Solch ein offener und publizierter Protest gegen Xi wäre selbst in den besten Zeiten von Bedeutung, aber dies geschah nur wenige Tage vor dem Kongress der regierenden Kommunistischen Partei. Tausende von politischen Delegierten sind für eine Woche mit Treffen hinter verschlossenen Türen und hochgradig choreografierten politischen Gesprächen nach Peking gekommen, von denen erwartet wird, dass sie Xi für eine beispiellose dritte Amtszeit wiederernennen und seine Macht als Chinas autoritärer Führer weiter festigen.

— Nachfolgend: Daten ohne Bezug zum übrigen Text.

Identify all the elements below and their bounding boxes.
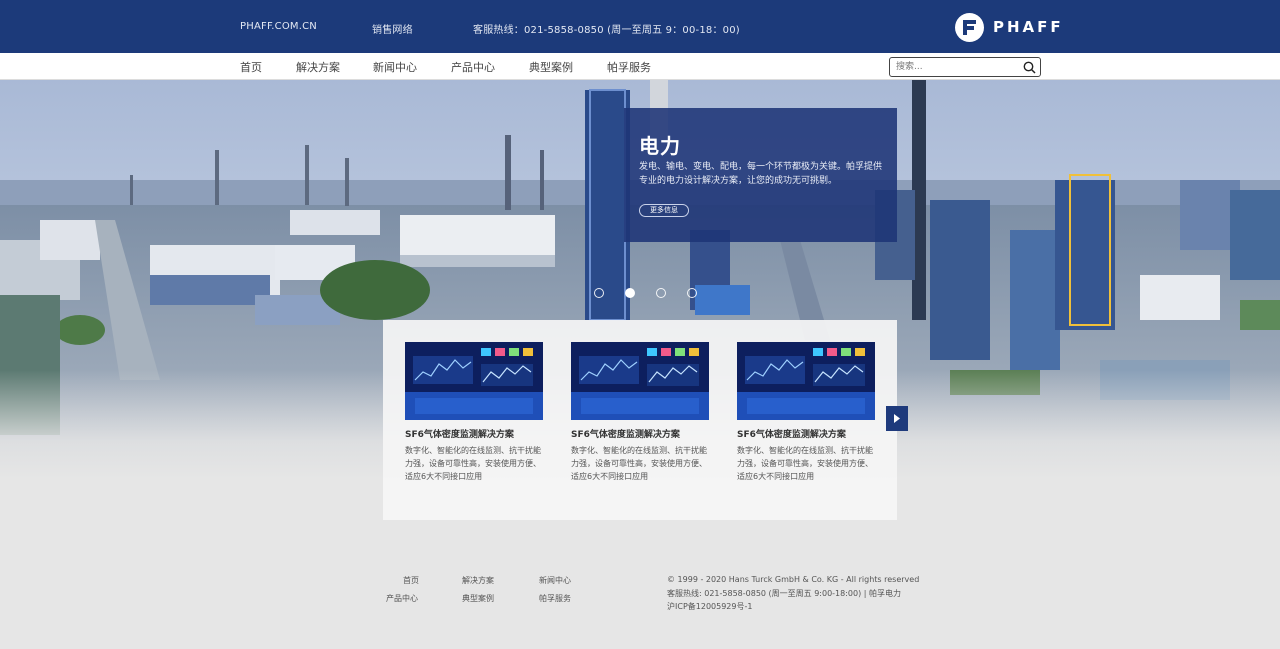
card-title: SF6气体密度监测解决方案	[737, 430, 846, 440]
slider-dots	[594, 288, 698, 300]
card-description: 数字化、智能化的在线监测、抗干扰能力强，设备可靠性高，安装使用方便、适应6大不同…	[405, 446, 541, 481]
next-slide-button[interactable]	[886, 406, 908, 431]
banner-description: 发电、输电、变电、配电，每一个环节都极为关键。帕孚提供专业的电力设计解决方案，让…	[639, 162, 883, 186]
nav-item-cases[interactable]: 典型案例	[529, 59, 573, 75]
card-thumbnail	[571, 342, 709, 420]
top-bar: PHAFF.COM.CN 销售网络 客服热线：021-5858-0850 (周一…	[0, 0, 1280, 53]
nav-item-home[interactable]: 首页	[240, 59, 262, 75]
slider-dot-2[interactable]	[625, 288, 635, 298]
slider-dot-3[interactable]	[656, 288, 666, 298]
banner-title: 电力	[639, 134, 681, 158]
footer-link-services[interactable]: 帕孚服务	[539, 593, 571, 604]
footer-icp[interactable]: 沪ICP备12005929号-1	[667, 601, 752, 612]
more-info-button[interactable]: 更多信息	[639, 204, 689, 217]
hotline-text: 客服热线：021-5858-0850 (周一至周五 9：00-18：00)	[473, 25, 740, 36]
phaff-logo[interactable]: PHAFF	[955, 12, 1064, 42]
footer-link-products[interactable]: 产品中心	[386, 593, 418, 604]
card-thumbnail	[405, 342, 543, 420]
footer-link-solutions[interactable]: 解决方案	[462, 575, 494, 586]
solution-card[interactable]: SF6气体密度监测解决方案 数字化、智能化的在线监测、抗干扰能力强，设备可靠性高…	[737, 342, 877, 483]
slider-dot-4[interactable]	[687, 288, 697, 298]
card-thumbnail	[737, 342, 875, 420]
footer-link-news[interactable]: 新闻中心	[539, 575, 571, 586]
footer-hotline: 客服热线: 021-5858-0850 (周一至周五 9:00-18:00) |…	[667, 589, 902, 598]
sales-network-link[interactable]: 销售网络	[372, 21, 413, 36]
footer-copyright: © 1999 - 2020 Hans Turck GmbH & Co. KG -…	[667, 575, 920, 584]
search-box	[889, 57, 1041, 77]
card-description: 数字化、智能化的在线监测、抗干扰能力强，设备可靠性高，安装使用方便、适应6大不同…	[571, 446, 707, 481]
slider-dot-1[interactable]	[594, 288, 604, 298]
card-description: 数字化、智能化的在线监测、抗干扰能力强，设备可靠性高，安装使用方便、适应6大不同…	[737, 446, 873, 481]
hero-banner-overlay: 电力 发电、输电、变电、配电，每一个环节都极为关键。帕孚提供专业的电力设计解决方…	[624, 108, 897, 242]
nav-item-solutions[interactable]: 解决方案	[296, 59, 340, 75]
footer-link-cases[interactable]: 典型案例	[462, 593, 494, 604]
logo-text: PHAFF	[993, 18, 1064, 36]
chevron-right-icon	[894, 414, 900, 423]
card-title: SF6气体密度监测解决方案	[405, 430, 514, 440]
site-link[interactable]: PHAFF.COM.CN	[240, 21, 317, 32]
card-title: SF6气体密度监测解决方案	[571, 430, 680, 440]
footer-link-home[interactable]: 首页	[403, 575, 419, 586]
nav-item-services[interactable]: 帕孚服务	[607, 59, 651, 75]
solution-card[interactable]: SF6气体密度监测解决方案 数字化、智能化的在线监测、抗干扰能力强，设备可靠性高…	[571, 342, 711, 483]
solution-card[interactable]: SF6气体密度监测解决方案 数字化、智能化的在线监测、抗干扰能力强，设备可靠性高…	[405, 342, 545, 483]
nav-item-products[interactable]: 产品中心	[451, 59, 495, 75]
search-icon[interactable]	[1023, 61, 1036, 74]
search-input[interactable]	[896, 60, 1016, 74]
main-nav: 首页 解决方案 新闻中心 产品中心 典型案例 帕孚服务	[0, 53, 1280, 80]
solutions-panel: SF6气体密度监测解决方案 数字化、智能化的在线监测、抗干扰能力强，设备可靠性高…	[383, 320, 897, 520]
nav-item-news[interactable]: 新闻中心	[373, 59, 417, 75]
phaff-logo-icon	[955, 12, 984, 42]
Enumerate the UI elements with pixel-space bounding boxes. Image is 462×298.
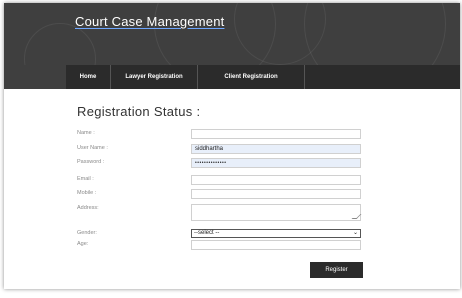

Der eigentliche Protest schien am Donnerstagnachmittag schnell niedergeschlagen worden zu sein. Kurz nachdem die Fotos online erschienen waren, hingen keine Transparente von der Fahrbahn. Eine kreisförmige schwarze Narbe war im Schulterbereich sichtbar, wo das Feuer gewesen sein könnte, und laut Reportern vor Ort war eine starke Polizeipräsenz vorhanden.

Beamte betraten Geschäfte und hielten Fußgänger zur Befragung an. Journalisten der assoziierten Presse wurden dreimal verhört und aufgefordert, sich auszuweisen. Die Polizei bestritt, dass in der Gegend etwas Ungewöhnliches passiert sei.